In July of 1863 the action was in New York City. That's where the Draft Riots took place. For those who like to think of the story of the Civil War as roughly a story in which Right vanquishes Wrong, the Draft Riots are a troubling episode. The people of 1863 New York City were not happy with the Civil War and they didn't much want to fight in it. Many were particularly displeased by the Emancipation Proclamation, which Lincoln had announced earlier that year. A new round of the military draft was begun in July. Violence erupted quickly. And the violence was directed (also very quickly) at the free Black population of New York City. Black men and women who were captured by the marauding bands of rioters were beaten to death, tortured, set on fire. For a few days, the city descended into a nightmare. Melville describes it like this:

All civil charms
And priestly spells which late held hearts in awe—
Fear-bound, subjected to a better sway
Than sway of self; these like a dream dissolve,
And man rebounds whole æons back in nature.

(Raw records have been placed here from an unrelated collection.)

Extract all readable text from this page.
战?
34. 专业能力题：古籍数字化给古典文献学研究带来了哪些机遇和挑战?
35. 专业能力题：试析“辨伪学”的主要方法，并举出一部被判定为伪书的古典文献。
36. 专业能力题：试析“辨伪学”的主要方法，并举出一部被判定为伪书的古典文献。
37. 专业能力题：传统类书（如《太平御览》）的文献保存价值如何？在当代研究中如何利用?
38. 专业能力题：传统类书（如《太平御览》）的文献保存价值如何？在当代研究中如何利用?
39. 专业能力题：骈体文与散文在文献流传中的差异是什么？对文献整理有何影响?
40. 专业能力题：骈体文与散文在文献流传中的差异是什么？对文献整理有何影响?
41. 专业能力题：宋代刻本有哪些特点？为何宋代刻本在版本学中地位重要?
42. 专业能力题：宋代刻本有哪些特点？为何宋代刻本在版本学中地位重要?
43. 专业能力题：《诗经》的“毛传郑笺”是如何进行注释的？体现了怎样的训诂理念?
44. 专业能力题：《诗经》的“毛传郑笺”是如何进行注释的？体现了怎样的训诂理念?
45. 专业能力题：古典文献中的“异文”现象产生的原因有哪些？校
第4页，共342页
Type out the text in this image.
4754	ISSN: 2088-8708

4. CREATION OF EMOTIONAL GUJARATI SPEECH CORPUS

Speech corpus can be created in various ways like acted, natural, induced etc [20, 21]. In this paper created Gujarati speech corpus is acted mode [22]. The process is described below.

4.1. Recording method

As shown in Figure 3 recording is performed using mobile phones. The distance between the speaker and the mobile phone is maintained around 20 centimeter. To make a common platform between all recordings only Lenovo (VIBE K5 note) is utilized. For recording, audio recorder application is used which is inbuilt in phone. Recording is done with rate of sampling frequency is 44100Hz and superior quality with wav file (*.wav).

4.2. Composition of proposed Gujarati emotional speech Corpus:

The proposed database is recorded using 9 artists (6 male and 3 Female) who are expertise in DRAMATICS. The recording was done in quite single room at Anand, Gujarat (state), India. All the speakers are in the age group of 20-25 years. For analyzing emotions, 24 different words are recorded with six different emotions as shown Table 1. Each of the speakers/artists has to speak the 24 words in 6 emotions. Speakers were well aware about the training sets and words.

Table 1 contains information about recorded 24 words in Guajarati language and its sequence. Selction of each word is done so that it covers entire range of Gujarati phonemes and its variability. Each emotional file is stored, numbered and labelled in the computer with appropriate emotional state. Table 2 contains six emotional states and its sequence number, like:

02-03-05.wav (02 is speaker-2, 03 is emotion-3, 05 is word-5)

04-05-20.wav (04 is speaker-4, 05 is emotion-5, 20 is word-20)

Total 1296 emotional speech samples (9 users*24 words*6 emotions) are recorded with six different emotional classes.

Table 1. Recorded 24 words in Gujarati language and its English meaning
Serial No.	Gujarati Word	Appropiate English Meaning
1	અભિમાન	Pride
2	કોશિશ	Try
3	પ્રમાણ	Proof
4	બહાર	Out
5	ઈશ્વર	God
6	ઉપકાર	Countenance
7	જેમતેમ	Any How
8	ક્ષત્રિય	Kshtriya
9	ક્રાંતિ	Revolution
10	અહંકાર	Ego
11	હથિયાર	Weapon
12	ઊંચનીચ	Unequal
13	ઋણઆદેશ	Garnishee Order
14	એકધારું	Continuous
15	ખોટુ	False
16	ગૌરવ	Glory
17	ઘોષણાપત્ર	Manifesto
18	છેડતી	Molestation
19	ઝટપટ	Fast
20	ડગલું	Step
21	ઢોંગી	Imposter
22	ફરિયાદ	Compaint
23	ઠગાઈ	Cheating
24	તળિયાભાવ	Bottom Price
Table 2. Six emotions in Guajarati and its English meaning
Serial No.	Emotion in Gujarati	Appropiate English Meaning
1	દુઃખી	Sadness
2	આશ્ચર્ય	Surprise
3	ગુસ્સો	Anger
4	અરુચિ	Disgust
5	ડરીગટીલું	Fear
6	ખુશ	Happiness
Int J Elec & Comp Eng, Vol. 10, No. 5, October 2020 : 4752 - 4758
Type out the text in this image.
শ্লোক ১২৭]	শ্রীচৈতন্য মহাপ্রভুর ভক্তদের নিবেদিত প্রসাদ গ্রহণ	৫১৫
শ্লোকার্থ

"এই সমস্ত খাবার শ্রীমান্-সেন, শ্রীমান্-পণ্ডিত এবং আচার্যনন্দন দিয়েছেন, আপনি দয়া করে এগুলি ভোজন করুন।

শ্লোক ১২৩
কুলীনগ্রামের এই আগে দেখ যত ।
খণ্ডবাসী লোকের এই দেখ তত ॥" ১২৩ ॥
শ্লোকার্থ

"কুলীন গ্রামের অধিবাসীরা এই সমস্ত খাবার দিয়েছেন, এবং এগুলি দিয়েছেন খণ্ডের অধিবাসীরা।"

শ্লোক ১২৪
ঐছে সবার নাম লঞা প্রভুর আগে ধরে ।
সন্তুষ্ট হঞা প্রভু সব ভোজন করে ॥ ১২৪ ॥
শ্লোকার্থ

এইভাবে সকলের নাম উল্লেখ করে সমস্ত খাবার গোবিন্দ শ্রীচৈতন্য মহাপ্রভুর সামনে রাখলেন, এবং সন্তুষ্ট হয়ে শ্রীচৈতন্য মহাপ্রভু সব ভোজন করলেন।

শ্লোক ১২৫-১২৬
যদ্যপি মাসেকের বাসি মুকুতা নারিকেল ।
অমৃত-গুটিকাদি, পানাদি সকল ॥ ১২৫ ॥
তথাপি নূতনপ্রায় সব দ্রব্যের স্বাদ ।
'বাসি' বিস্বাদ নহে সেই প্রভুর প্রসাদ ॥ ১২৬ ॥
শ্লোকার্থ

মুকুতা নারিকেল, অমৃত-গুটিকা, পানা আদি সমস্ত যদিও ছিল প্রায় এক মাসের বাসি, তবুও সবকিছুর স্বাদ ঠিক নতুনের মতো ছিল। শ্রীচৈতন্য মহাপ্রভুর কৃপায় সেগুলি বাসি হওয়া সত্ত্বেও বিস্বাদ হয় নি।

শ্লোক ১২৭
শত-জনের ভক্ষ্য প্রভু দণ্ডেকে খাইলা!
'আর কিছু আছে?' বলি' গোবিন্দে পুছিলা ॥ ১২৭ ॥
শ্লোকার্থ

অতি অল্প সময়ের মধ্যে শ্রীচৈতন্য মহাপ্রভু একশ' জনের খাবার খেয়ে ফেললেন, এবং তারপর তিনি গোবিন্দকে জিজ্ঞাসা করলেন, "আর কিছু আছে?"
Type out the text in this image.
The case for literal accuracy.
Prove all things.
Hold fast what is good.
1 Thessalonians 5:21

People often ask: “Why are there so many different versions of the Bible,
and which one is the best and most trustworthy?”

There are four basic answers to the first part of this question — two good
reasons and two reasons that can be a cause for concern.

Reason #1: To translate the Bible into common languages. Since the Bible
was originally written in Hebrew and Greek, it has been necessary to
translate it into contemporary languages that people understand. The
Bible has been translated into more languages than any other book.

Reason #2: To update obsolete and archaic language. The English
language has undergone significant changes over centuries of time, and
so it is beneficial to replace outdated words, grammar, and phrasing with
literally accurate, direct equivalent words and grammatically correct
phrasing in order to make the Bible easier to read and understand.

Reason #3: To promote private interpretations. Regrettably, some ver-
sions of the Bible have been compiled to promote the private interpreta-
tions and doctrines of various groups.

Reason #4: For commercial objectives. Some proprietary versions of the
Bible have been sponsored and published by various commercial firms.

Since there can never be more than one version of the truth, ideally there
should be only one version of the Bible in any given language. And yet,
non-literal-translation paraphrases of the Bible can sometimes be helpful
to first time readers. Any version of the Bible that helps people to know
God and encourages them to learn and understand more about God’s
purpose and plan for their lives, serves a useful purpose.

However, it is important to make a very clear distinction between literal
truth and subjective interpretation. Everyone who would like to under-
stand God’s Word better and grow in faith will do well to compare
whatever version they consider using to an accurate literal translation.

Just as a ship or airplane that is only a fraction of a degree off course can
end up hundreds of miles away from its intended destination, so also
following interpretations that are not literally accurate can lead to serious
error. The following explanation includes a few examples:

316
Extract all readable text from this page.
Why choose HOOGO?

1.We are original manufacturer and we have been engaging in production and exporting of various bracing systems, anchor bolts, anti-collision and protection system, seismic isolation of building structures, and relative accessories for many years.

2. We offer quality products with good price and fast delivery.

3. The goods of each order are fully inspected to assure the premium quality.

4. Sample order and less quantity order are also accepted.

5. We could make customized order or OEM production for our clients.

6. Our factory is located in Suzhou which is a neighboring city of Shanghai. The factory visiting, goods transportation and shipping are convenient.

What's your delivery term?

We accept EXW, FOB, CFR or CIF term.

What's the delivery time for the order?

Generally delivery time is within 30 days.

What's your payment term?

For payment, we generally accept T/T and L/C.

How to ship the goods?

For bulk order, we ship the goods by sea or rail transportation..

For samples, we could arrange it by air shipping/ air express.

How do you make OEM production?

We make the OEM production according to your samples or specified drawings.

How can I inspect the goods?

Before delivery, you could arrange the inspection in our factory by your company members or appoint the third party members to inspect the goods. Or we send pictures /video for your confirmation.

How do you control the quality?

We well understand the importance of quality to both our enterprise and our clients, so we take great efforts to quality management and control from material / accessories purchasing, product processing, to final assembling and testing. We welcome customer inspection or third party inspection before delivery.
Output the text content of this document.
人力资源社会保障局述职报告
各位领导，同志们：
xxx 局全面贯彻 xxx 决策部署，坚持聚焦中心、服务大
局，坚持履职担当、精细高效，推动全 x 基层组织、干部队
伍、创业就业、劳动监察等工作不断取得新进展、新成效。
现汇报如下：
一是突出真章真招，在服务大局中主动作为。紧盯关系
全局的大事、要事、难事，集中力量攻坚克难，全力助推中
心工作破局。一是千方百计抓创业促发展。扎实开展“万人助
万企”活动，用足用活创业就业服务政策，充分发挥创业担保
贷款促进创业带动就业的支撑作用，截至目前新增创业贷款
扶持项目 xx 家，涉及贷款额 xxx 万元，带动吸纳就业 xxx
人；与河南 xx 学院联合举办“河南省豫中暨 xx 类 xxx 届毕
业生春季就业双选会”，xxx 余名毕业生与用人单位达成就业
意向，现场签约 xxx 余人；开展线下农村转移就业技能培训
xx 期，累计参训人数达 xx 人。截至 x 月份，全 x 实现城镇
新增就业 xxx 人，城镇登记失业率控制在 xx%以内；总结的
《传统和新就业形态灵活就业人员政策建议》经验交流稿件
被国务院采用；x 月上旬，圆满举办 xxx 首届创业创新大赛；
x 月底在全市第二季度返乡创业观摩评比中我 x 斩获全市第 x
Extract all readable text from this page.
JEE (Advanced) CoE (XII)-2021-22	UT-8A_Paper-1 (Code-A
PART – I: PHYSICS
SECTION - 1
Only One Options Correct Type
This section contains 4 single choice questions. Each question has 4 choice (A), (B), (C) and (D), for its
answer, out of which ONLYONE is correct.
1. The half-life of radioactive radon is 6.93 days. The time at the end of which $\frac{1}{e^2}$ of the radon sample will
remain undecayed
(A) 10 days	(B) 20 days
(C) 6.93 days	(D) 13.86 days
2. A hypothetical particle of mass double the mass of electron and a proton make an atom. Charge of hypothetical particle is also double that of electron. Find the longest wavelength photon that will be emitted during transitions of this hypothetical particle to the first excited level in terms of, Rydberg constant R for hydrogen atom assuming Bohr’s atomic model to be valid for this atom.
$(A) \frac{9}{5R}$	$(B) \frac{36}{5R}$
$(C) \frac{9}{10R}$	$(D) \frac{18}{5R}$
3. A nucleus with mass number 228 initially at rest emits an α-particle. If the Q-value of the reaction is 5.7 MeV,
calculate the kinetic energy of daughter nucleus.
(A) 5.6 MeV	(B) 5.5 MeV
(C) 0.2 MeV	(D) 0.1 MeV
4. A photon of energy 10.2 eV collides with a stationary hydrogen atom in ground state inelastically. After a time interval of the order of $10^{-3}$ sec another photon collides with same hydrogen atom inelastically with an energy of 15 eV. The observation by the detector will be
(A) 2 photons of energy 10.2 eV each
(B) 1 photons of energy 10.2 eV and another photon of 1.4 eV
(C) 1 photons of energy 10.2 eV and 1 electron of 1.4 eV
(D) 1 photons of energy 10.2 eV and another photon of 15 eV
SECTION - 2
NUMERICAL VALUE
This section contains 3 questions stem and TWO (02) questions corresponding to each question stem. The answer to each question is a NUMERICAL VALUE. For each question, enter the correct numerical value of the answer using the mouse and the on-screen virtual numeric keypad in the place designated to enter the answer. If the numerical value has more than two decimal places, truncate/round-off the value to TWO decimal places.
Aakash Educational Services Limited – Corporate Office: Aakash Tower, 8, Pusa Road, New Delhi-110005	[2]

Melville was always interested in the ways that man rebounds whole aeons back in nature. A biblical man and a fully contemporary man live simultaneously within the souls of the otherwise selfsame characters Melville created in his greatest literary works. “Call me Ishmael,” says Ishmael at the beginning of Moby-Dick. That opening line is so stark, so bold that it can hold its own against any literary work of the 20th or 21st century. There is nothing old fashioned about it. And yet, Ishmael wants his name to resonate back to the Old Testament, to the first son of Abraham about whom an angel of God proclaimed, “he shall be a wild ass of a man.”